Soft skills can help maintain "good vibes" and stave away dated sales scripts that deter clients. These gentle prospecting tips can help you and your team sell homes with the heart over hustle.
Let’s talk about soft skills. About leaning away from old-school closing and prospecting techniques that feel pushy and inauthentic. About your ability to be a “salesperson” without feeling like you’re too aggressive or “sales.”
In today’s world, no one wants to be “sold” and, frankly, most agents don’t want to “sell.” It’s uncomfortable and awkward and mostly ineffective. What does work? Serving, not selling.
Soft skills are often defined as a set of interpersonal and intrapersonal proficiencies that help sales professionals communicate with others in a more relatable way. Gentle prospecting skills in real estate are often outlined as more passive activities. This appeals to many agents because the idea of more active or assertive prospecting, such as making cold calls, can feel scary or intimidating.
Picking up the phone or knocking on a door is definitely out of a comfort zone for many. While I do believe that both are significantly important to building a business, developing a client base, and generating income, there are certainly prospecting methods that can help you build a brand and promote yourself in your market. Here are five skills to help you in your prospecting journey.
Direct mail marketing
I’m a huge fan of direct mail marketing — more than I have ever been. I was recently on a podcast as a panelist, and the topic of mailings came up. I polled the more than 250 agents in attendance to see how many have received consistent mail marketing from another agent in their market. Not a one-off Just Listed postcard, but consistent marketing from one agent.
Immediately the response was a slew of zeroes and a few ones and twos. What does that tell us? It says that there is an opportunity to help people know your name, face, and what you do for a living right there in their mailbox. It’s even more effective now since many agents are still putting all their marketing efforts into email and social media marketing.

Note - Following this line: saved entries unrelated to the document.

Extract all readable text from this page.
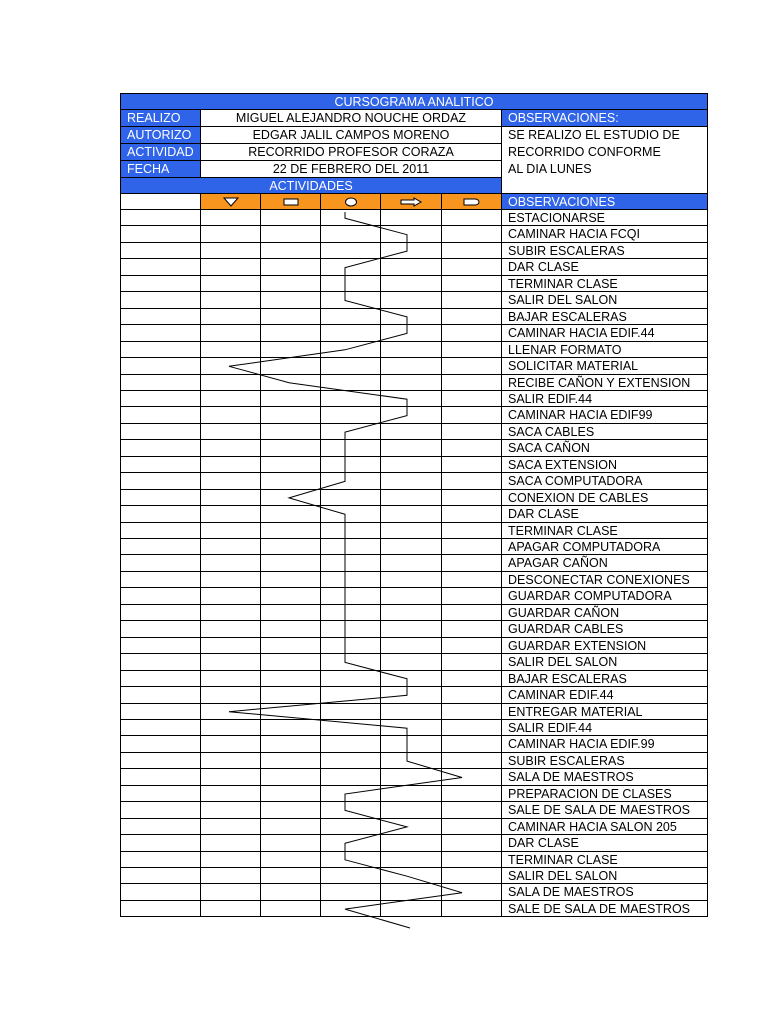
CURSOGRAMA ANALITICO
REALIZO	MIGUEL ALEJANDRO NOUCHE ORDAZ
AUTORIZO	EDGAR JALIL CAMPOS MORENO
ACTIVIDAD	RECORRIDO PROFESOR CORAZA
FECHA	22 DE FEBRERO DEL 2011
ACTIVIDADES
OBSERVACIONES:
SE REALIZO EL ESTUDIO DE
RECORRIDO CONFORME
AL DIA LUNES
OBSERVACIONES
ESTACIONARSE
CAMINAR HACIA FCQI
SUBIR ESCALERAS
DAR CLASE
TERMINAR CLASE
SALIR DEL SALON
BAJAR ESCALERAS
CAMINAR HACIA EDIF.44
LLENAR FORMATO
SOLICITAR MATERIAL
RECIBE CAÑON Y EXTENSION
SALIR EDIF.44
CAMINAR HACIA EDIF99
SACA CABLES
SACA CAÑON
SACA EXTENSION
SACA COMPUTADORA
CONEXION DE CABLES
DAR CLASE
TERMINAR CLASE
APAGAR COMPUTADORA
APAGAR CAÑON
DESCONECTAR CONEXIONES
GUARDAR COMPUTADORA
GUARDAR CAÑON
GUARDAR CABLES
GUARDAR EXTENSION
SALIR DEL SALON
BAJAR ESCALERAS
CAMINAR EDIF.44
ENTREGAR MATERIAL
SALIR EDIF.44
CAMINAR HACIA EDIF.99
SUBIR ESCALERAS
SALA DE MAESTROS
PREPARACION DE CLASES
SALE DE SALA DE MAESTROS
CAMINAR HACIA SALON 205
DAR CLASE
TERMINAR CLASE
SALIR DEL SALON
SALA DE MAESTROS
SALE DE SALA DE MAESTROS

In fact, according to the Post, a postcard marketing and direct mail platform, “The average response rate of direct mail is around 2.7 percent to 4.4 percent, while the email has around 0.6 percent, which is comparatively very low.”
The key here is consistency. No matter how many you send to, one-and-done mailings will not drive your business forward. Pick a campaign and stick to it every month to help you become a brand name in the minds of the consumers in your market.
If you and your team are not doing open houses in this market, you are missing lead-generating, business-boosting opportunities. Neighborhood open houses are a great way to showcase your resources to neighbors who might be considering selling shortly.
Offer a free Neighborhood Market Report (CMA) as a means for them to know what their home is worth in the current market and provide some quality collateral. This is also a great way to weed out the “nosy neighbors” who would otherwise attend a public open house just for a peek inside.
Public open houses are a great source of buyer leads for you as well. Offer resources via email or a site download such as a Buyer’s Guide to Real Estate.
Create a list of other homes coming on the market so that you have a good reason for them to give you their contact information and for you to follow up. Host your open houses at times that differ from your competitors (earlier or later or both) so that your open house stands out from the rest.
Facebook community pages
We love this effective (and free) form of digital farming. Many neighborhoods or communities today have a community Facebook group to keep neighbors up to date on what’s happening in the area, serve as a message board, and keep people connected. These groups are the perfect opportunity for you to showcase your service – without selling.
Your goal should be to spend at least 10 minutes a day in that group doing what you can to serve the community. If someone needs a recommendation for a vet, doctor, or restaurant, jump in. If there is a community event — take part. A good rule of thumb is that every six times you help, you can post something real estate-related.
I would suggest making this an item of value rather than just posting listings or sales such as market trends, days on the market, tips for curb appeal, or an offer for free market analysis. The idea is that you become a resource in these groups, and people begin to recognize your name and what you do for a living and that you are there to serve.
School business partnerships
While school is out for the summer, you can bet that the PTAs and PTSAs are already lining up their fundraisers and action plans for the fall. Partner with these groups for your local schools (especially elementary) for a win-win for everyone. These organizations need all the help they can get — and as a business professional, your skills will benefit the kids and the staff.
If possible, see if the schools in your area have homework folders or daily student activity planners that get sent home in the fall and see if you can sponsor these items. What a great opportunity to put your brand in front of something parents have to look at every day. Don’t wait until fall, as they are more than likely being printed over the summer.
Home buying and selling workshops or even webinars are a great way to create a new audience in your area. With interest rates on the rise and markets shifting, people are understandably curious and even anxious about what that means for their buying and selling power. Advertise your event via social media, neighborhood pages, and neighborhood newsletters.
I love inviting other experts to share their knowledge as well. Consider bringing in a mortgage professional, title specialist, staging expert, and real estate attorney to create a panel of professionals that everyone can learn from. I know agents who are hosting these quarterly with great success.
These are fun, interesting ways to brand yourself or your team without feeling like you are aggressively prospecting. Once you begin to establish your brand, you may feel more comfortable picking up the phone and connecting, as these activities will help “warm” those calls because people already feel like they know and trust you.